La Suisse rend hommage à Ibrahim Rugova
Berne adresse ses condoléances au peuple kosovar après le décès de son président qui a succombé samedi à un cancer du poumon à 61 ans.
Elle regrette un homme d’Etat qui a su incarner les aspirations du peuple kosovar et espère que sa disparition n’entravera pas un processus crucial pour la stabilité de la région.
«Des liens nombreux et étroits relient la Suisse et le Kosovo», souligne le ministère suisse des Affaires étrangères dans un communiqué diffusé samedi. Près de 200’000 Kosovars vivent en Suisse, soit près d’un Kosovar sur dix, pour la majorité depuis plusieurs années.

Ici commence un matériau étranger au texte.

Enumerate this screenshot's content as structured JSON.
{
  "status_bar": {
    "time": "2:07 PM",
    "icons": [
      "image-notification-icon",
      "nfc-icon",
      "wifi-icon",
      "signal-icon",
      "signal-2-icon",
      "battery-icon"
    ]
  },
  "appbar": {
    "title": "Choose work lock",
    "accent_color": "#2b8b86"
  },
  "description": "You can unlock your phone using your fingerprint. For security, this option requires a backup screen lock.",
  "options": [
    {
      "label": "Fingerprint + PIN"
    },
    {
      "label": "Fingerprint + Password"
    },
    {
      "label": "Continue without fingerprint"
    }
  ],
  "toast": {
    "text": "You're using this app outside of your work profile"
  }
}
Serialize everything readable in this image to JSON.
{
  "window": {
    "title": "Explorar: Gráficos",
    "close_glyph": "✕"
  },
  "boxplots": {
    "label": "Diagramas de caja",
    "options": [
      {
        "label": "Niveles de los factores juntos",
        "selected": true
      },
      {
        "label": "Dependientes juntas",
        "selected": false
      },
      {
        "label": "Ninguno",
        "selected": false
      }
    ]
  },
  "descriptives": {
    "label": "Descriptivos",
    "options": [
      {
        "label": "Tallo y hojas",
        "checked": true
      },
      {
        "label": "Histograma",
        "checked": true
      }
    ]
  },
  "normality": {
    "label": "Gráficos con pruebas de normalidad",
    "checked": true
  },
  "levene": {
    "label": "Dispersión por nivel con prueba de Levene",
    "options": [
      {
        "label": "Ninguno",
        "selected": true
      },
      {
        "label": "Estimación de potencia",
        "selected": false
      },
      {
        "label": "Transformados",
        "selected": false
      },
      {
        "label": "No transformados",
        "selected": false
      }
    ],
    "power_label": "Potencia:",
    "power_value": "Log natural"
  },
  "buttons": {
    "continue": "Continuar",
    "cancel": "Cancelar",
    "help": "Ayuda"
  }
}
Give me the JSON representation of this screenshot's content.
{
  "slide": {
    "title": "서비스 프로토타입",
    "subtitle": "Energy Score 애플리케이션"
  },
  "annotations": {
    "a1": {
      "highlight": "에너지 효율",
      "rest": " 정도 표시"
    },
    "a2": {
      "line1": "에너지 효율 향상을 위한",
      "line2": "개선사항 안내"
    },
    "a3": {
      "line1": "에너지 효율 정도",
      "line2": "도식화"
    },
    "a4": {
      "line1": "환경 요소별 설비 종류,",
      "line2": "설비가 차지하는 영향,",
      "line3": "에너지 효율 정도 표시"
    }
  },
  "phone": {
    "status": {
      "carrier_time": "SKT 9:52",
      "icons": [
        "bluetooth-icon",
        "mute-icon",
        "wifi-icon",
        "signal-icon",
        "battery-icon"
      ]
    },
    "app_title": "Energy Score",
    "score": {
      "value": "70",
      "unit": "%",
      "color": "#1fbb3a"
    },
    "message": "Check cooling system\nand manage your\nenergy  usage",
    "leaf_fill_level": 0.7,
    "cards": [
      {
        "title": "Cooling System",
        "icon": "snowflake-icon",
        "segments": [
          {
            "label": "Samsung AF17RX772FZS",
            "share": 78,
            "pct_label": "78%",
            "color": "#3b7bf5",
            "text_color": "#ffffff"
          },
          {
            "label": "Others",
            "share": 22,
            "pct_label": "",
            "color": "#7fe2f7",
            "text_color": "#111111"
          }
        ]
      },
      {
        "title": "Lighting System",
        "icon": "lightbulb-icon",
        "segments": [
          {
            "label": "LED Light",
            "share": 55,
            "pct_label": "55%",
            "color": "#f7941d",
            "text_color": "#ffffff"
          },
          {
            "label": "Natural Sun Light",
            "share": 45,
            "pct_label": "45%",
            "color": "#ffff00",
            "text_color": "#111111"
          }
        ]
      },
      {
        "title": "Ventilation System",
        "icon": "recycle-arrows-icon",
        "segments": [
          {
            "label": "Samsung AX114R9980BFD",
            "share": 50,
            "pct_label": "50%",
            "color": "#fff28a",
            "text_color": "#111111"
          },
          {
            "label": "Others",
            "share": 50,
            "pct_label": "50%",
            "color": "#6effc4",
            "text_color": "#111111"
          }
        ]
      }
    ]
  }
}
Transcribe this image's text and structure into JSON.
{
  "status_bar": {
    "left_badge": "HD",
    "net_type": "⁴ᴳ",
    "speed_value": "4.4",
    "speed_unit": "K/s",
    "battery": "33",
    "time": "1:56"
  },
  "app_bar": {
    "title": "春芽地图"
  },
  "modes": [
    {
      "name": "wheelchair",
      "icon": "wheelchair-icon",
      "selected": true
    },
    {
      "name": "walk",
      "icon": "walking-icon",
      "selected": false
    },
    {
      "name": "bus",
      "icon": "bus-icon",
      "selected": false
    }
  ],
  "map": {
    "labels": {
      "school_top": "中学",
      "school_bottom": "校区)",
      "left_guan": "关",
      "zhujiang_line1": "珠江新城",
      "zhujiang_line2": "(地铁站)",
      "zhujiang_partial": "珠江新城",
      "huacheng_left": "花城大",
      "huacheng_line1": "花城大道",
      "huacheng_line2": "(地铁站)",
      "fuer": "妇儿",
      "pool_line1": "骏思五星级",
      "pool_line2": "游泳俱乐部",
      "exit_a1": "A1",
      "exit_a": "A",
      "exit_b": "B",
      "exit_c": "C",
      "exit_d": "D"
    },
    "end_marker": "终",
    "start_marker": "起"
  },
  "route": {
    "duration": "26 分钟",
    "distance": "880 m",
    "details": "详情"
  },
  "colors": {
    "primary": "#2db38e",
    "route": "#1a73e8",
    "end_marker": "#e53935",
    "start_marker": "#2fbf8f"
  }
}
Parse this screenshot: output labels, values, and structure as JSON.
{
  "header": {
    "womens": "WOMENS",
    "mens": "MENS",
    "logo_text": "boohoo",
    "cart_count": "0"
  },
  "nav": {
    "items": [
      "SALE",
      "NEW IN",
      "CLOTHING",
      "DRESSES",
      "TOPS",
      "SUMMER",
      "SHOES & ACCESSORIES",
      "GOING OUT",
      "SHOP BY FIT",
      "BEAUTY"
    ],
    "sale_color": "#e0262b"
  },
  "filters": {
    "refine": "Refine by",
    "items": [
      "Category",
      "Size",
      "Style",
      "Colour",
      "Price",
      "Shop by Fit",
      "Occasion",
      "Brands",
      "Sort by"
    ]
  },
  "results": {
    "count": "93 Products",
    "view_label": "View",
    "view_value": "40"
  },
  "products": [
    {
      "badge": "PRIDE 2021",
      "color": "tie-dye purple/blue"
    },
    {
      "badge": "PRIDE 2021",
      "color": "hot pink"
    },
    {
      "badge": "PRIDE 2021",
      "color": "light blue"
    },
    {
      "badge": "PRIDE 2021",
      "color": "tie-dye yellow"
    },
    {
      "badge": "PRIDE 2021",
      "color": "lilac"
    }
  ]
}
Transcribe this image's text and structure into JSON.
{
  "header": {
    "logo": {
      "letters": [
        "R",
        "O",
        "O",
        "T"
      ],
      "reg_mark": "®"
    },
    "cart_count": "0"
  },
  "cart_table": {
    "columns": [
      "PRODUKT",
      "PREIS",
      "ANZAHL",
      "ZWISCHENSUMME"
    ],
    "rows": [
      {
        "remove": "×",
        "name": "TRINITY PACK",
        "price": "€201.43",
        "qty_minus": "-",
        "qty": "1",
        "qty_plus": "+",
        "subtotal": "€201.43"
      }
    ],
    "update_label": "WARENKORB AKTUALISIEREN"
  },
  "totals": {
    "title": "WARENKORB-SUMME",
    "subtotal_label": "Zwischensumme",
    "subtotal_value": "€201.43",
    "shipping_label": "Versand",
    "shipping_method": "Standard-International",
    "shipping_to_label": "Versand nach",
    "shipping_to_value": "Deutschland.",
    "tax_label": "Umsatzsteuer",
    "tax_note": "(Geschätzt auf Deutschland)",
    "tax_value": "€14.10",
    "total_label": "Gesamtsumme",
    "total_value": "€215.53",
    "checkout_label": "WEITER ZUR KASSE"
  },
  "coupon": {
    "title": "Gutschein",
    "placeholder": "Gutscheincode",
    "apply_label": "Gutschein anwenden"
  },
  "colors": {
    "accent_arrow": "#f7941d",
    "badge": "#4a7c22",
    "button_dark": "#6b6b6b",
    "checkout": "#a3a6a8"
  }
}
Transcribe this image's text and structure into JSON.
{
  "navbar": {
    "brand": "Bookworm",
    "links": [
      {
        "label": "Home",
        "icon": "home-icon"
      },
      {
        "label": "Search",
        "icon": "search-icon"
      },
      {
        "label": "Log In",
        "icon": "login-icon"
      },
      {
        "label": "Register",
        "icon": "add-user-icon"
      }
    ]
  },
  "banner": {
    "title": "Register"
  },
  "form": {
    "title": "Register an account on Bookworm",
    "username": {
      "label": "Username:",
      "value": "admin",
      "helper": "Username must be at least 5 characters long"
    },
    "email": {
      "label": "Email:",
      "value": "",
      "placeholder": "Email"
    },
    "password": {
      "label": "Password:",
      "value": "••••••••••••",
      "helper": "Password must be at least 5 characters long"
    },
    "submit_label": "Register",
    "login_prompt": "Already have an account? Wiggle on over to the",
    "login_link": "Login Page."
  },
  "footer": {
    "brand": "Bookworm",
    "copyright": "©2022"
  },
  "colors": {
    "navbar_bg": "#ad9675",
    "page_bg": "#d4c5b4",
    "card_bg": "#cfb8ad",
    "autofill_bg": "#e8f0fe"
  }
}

La Cheffe du Département fédéral des Affaires étrangères (DFAE), Micheline Calmy-Rey, avait rencontré Ibrahim Rugova lors de sa visite officielle au Kosovo en été 2005. Elle l’avait alors assuré de la pérennité de l’engagement de la Suisse dans la région.
Le Gandhi des Balkans
Samedi, son ministère a tenu à rendre hommage à un homme d’Etat qui a su «incarner les aspirations du peuple kosovar tout en exerçant une action modératrice dans un contexte régional marqué par les séquelles d’une histoire dramatique».
«Ibrahim Rugova a toujours choisi des moyens pacifiques et démocratiques dans son combat, ajoute le président de la Confédération Moritz Leuenberger dans un communiqué diffusé samedi soir. Son engagement a contribué à trouver une issue au conflit ayant touché le Kosovo».
Souvent surnommé le «Gandhi des Balkans», allusion à son choix de la non-violence pendant la répression sous le régime Milosevic qui avait instauré un véritable apartheid anti-albanais, Ibrahim Rugova laisse un grand vide derrière lui.
Vide d’autant plus important que sa mort survient alors que les chefs politiques kosovars sont divisés et que la province irrédentiste – aujourd’hui province serbe sous protectorat international – doit décider de son avenir.
L’avenir du Kosovo
La population kosovare albanaise, très largement majoritaire, la plupart des Serbes ayant quitté la province, exclut tout retour dans le giron serbe et est massivement favorable à l’indépendance.
Quant aux Serbes, ils considèrent le Kosovo comme le berceau historique de leur nation.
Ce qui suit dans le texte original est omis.